Com a fama, atrai turistas curiosos que vêm de todos os cantos do Brasil, principalmente do Sul e Sudeste, que também fazem questão de levar uma peça na mala. A casa e a oficina se tornaram pontos turísticos de Coqueiros. Basta passar na porta que ela estará lá. Dona Cadu recebe a todos com simpatia e generosidade e vai logo presenteando quem chega com sua marca registrada: a risada cativante que marca seu bom-humor.

Tradição O samba está no sangue. Seu pai e sua mãe eram amantes das rodas de samba e ela seguiu a tradição. Basta ouvir um pandeiro e um cavaquinho de longe que Dona Cadu larga tudo para exibir seu talento e alegria na roda. Começou frequentando rodas de samba em ocasiões especiais, como caruru de São Cosme e Damião e novena de Santo Antônio, mas hoje é líder do grupo Filhos de Dona Cadu, que tem seu filho como vocalista e sua filha como sambadeira. Até Curitiba e São Paulo já tiveram o prazer de ver a centenária sambar. 

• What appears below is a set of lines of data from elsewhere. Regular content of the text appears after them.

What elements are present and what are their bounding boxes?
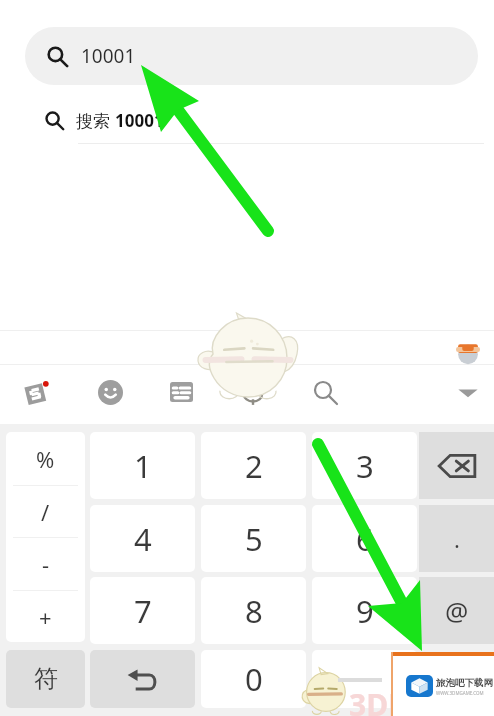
staticText: % xyxy=(36,444,55,474)
button[interactable]: . xyxy=(419,505,494,572)
other: Sogou input method xyxy=(21,375,55,409)
button[interactable]: Emoji xyxy=(83,367,137,417)
staticText: 6 xyxy=(356,518,374,560)
staticText: 2 xyxy=(245,445,263,487)
staticText: WWW.3DMGAME.COM xyxy=(436,690,484,696)
staticText: 5 xyxy=(245,518,263,560)
other: Voice input xyxy=(240,378,266,406)
other: Return xyxy=(127,667,158,692)
other: Search xyxy=(47,46,68,67)
button[interactable]: / xyxy=(6,485,85,538)
staticText: 7 xyxy=(134,590,152,632)
other: Search xyxy=(45,111,64,130)
staticText: 0 xyxy=(245,658,263,700)
other: Keyboard layout xyxy=(170,382,193,402)
button[interactable]: Search xyxy=(298,367,352,417)
staticText: 3 xyxy=(356,445,374,487)
button[interactable]: Search xyxy=(0,96,494,144)
other: Hide keyboard xyxy=(456,380,480,404)
button[interactable]: Search xyxy=(25,27,478,85)
other: Sticker xyxy=(455,340,481,363)
button[interactable]: 4 xyxy=(90,505,195,572)
other: Search xyxy=(313,380,338,405)
staticText: . xyxy=(454,524,460,554)
button[interactable]: Delete xyxy=(419,432,494,499)
other: Emoji xyxy=(98,380,123,405)
button[interactable]: 8 xyxy=(201,577,306,644)
button[interactable]: 1 xyxy=(90,432,195,499)
button[interactable]: @ xyxy=(419,577,494,644)
button[interactable]: + xyxy=(6,590,85,643)
staticText: 符 xyxy=(34,664,58,694)
button[interactable]: 7 xyxy=(90,577,195,644)
button[interactable]: 6 xyxy=(312,505,417,572)
button[interactable]: 符 xyxy=(6,650,85,708)
staticText: + xyxy=(39,602,52,632)
staticText: 旅泡吧下载网 xyxy=(436,677,493,689)
staticText: 4 xyxy=(134,518,152,560)
staticText: @ xyxy=(445,593,469,628)
other: Delete xyxy=(438,447,476,485)
staticText: - xyxy=(42,549,50,579)
button[interactable]: Hide keyboard xyxy=(441,367,494,417)
button[interactable]: 2 xyxy=(201,432,306,499)
staticText: 1 xyxy=(134,445,152,487)
staticText: 9 xyxy=(356,590,374,632)
button[interactable]: 9 xyxy=(312,577,417,644)
button[interactable] xyxy=(312,650,417,708)
staticText: 3DM xyxy=(349,684,417,716)
button[interactable]: % xyxy=(6,432,85,485)
button[interactable]: 0 xyxy=(201,650,306,708)
button[interactable]: Keyboard layout xyxy=(154,367,208,417)
button[interactable]: 3 xyxy=(312,432,417,499)
staticText: 10001 xyxy=(115,109,164,132)
button[interactable]: Voice input xyxy=(226,367,280,417)
staticText: 10001 xyxy=(81,43,136,69)
staticText: / xyxy=(41,497,50,527)
button[interactable]: 5 xyxy=(201,505,306,572)
staticText: 搜索 xyxy=(76,109,115,132)
button[interactable]: Sogou input method xyxy=(11,367,65,417)
button[interactable]: - xyxy=(6,537,85,590)
staticText: 8 xyxy=(245,590,263,632)
button[interactable]: Return xyxy=(90,650,195,708)
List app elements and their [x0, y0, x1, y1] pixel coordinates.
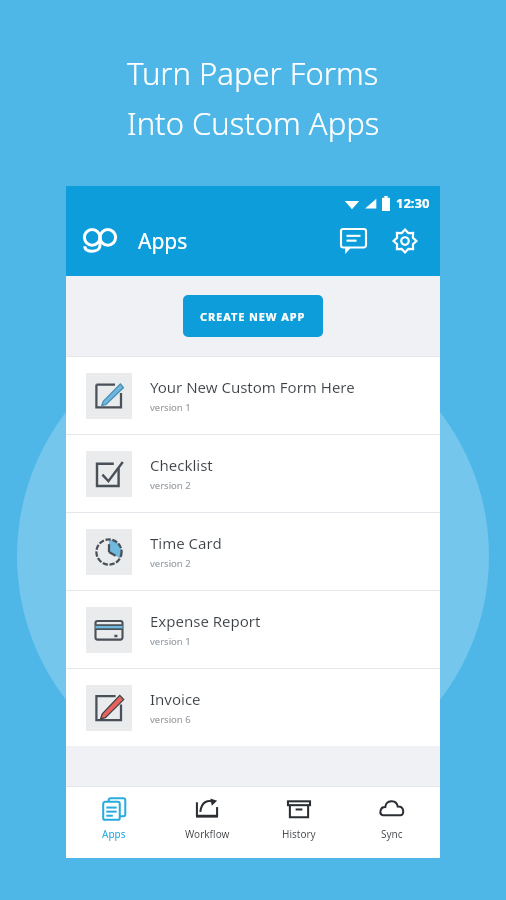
staticText: Invoice: [150, 689, 201, 709]
button[interactable]: Expense Report: [66, 591, 440, 668]
button[interactable]: Your New Custom Form Here: [66, 357, 440, 434]
button[interactable]: Invoice: [66, 669, 440, 746]
staticText: Apps: [138, 227, 188, 256]
button[interactable]: Messages: [332, 220, 374, 262]
button[interactable]: Checklist: [66, 435, 440, 512]
staticText: version 1: [150, 401, 191, 414]
button[interactable]: Apps: [69, 787, 159, 851]
staticText: Apps: [102, 827, 126, 841]
staticText: version 2: [150, 557, 191, 570]
staticText: Sync: [381, 827, 403, 841]
button[interactable]: Settings: [384, 220, 426, 262]
staticText: Turn Paper Forms: [127, 52, 379, 94]
button[interactable]: GoCanvas home: [80, 221, 120, 261]
staticText: Into Custom Apps: [127, 102, 380, 144]
button[interactable]: History: [254, 787, 344, 851]
button[interactable]: Time Card: [66, 513, 440, 590]
button[interactable]: CREATE NEW APP: [183, 295, 323, 337]
staticText: History: [282, 827, 316, 841]
staticText: Workflow: [185, 827, 230, 841]
staticText: 12:30: [396, 194, 430, 212]
button[interactable]: Sync: [347, 787, 437, 851]
staticText: Your New Custom Form Here: [150, 377, 355, 397]
button[interactable]: Workflow: [162, 787, 252, 851]
staticText: version 2: [150, 479, 191, 492]
staticText: CREATE NEW APP: [200, 309, 306, 324]
staticText: Expense Report: [150, 611, 261, 631]
staticText: Time Card: [150, 533, 222, 553]
staticText: version 1: [150, 635, 191, 648]
staticText: Checklist: [150, 455, 213, 475]
staticText: version 6: [150, 713, 191, 726]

“Samba é cultura, alegria e fonte de renda para o nosso povo”, diz Dona Cadu. E como se não bastasse ser sambadeira, ela fez questão de inovar e provar, mais uma vez, que é única: criou seu próprio estilo de samba. É o samba de pulinhos, como ela chama. No meio da roda, ao som dos batuques, Cadu se solta e esbanja satisfação ao pisar o chão e dar pulinhos, levando a mão ao solo. A inspiração veio das cerimônias do candomblé, que ela frequentava junto com o marido, apesar de ser católica. “Eu achei curioso e resolvi misturar com o que eu gosto”.  Foto: Arquivo pessoal/Instagram O samba vai seguir como tradição na família, mas ainda não é possível dizer o mesmo da cerâmica e da reza, que ela aprendeu com o pai. Dona Cadu conta que trabalhar com o barro não faz os olhos dos filhos e netos brilharem como os dela e, por isso, faz questão de compartilhar seu conhecimento a quem se interessar. Utiliza seu espírito de liderança para ensinar as outras mulheres da região. O objetivo é, assim como no samba, não deixar a cerâmica morrer, não deixar a cerâmica acabar. “Isso aqui é ouro! E o trabalho com o barro é para todos, homens e mulheres, não tem que ter vergonha de nada!”, diz ela. 

A pandemia acertou em cheio a rotina de Dona Cadu. As muitas visitas que recebia se transformaram em acenos da varanda de casa atrás de uma máscara que esconde o sorriso. As idas à oficina ficaram escassas e, em uma das ocasiões, um paralelepípedo fora do lugar levou a ceramista ao chão. A fratura no fêmur impôs limitações e fez Dona Cadu, sempre tão independente, ficar sob os cuidados da neta, Luana, com quem mora. 

Agora, não vê a hora de poder voltar a sambar e fazer panelas. Não para de falar nisso e chega a se emocionar. “Eu rezo todos os dias para isso tudo acabar e eu voltar para a minha rotina. Eu faço por amor, não é só por dinheiro. Meu trabalho é a minha vida”, diz ela. Mas, apesar da fase difícil, Dona Cadu não abandona aquilo que diz ser o segredo para chegar aos 101 anos: a alegria de viver. Entre uma pergunta e uma resposta, ela não perde a oportunidade de fazer graça e dar aquela gargalhada gostosa. “Eu nunca deixei a tristeza fazer morada em mim”.